“Why was Bapuji killed?”

asked a little boy to his father, among the many on their visit to Birla House at Tees Janvari Marg. The vast stretch of experiences, ideologies and fragmented perspectives lay dry.

“Because Bapuji was a mirror. Haven’t we broken all those mirrors turned towards us?”

The father turned emotional.

” poor Bapuji, he didn’t have any weapons with him, right papa?”

He asked again with a frown holding the toy gun close to his chest.

“no, son. Bapuji also had weapons with him. May be, they were more powerful than guns or swords.
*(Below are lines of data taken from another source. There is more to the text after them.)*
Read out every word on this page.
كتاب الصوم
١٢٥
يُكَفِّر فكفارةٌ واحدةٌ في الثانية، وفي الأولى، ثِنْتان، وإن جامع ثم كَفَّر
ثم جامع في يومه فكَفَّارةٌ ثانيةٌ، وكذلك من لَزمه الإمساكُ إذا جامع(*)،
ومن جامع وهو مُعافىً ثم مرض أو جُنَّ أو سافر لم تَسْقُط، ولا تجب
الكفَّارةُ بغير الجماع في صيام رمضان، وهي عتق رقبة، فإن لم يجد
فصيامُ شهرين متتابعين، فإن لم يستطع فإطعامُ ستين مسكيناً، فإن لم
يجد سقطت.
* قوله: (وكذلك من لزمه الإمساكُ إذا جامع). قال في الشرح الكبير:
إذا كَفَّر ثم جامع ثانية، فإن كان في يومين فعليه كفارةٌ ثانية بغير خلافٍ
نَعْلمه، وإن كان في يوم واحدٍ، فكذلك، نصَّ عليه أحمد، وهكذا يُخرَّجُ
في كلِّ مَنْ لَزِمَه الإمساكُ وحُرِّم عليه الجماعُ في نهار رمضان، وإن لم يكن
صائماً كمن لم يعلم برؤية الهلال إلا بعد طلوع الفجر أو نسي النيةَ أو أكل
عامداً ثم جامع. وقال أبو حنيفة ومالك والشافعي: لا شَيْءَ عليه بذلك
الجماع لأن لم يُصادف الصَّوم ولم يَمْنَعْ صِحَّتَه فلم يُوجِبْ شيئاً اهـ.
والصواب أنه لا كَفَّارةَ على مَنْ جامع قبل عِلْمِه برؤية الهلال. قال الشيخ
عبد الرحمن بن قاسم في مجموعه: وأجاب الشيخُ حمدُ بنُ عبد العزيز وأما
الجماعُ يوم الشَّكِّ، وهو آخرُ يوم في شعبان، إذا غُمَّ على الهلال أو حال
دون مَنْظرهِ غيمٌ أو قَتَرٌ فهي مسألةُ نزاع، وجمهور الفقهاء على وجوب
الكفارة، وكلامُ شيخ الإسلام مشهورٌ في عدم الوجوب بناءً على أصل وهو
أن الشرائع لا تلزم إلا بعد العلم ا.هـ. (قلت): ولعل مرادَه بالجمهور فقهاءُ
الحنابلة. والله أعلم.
Unseen weapons are more powerful. Non-violence and satyagraha were no less weapons.But they are not the weapons for destruction. We feel they are destructive because of our polluted mind. That’s why we get provoked and keep shooting Bapuji. When you grow up, you may also be provoked and may kill Bapuji. Infact, we are not growing up we are getting more and more polluted.”

“Who killed Bapuji, papa?”

“Let it be anyone. Our own ego has killed Bapuji. Bapuji doesn’t die. This is not a memorial for Bapuji. But it is our own memorial. We are shooting ourselves, we don’t grow up at all, so, we are dead monuments. Bapuji lives on.”

The cemented footprints of the father can be seen from his room to his death. 30th January evening wouldn’t have been so melodramatic as shown in   “Nine hours to Rama”. A great feeling or revelation to know that the father’s death was a simple event!!!!!

The breeze of his abstract presence blew over the pine and ashoka at Birla House.

The little boy jumped on the concrete footsteps unable to follow the words of his father.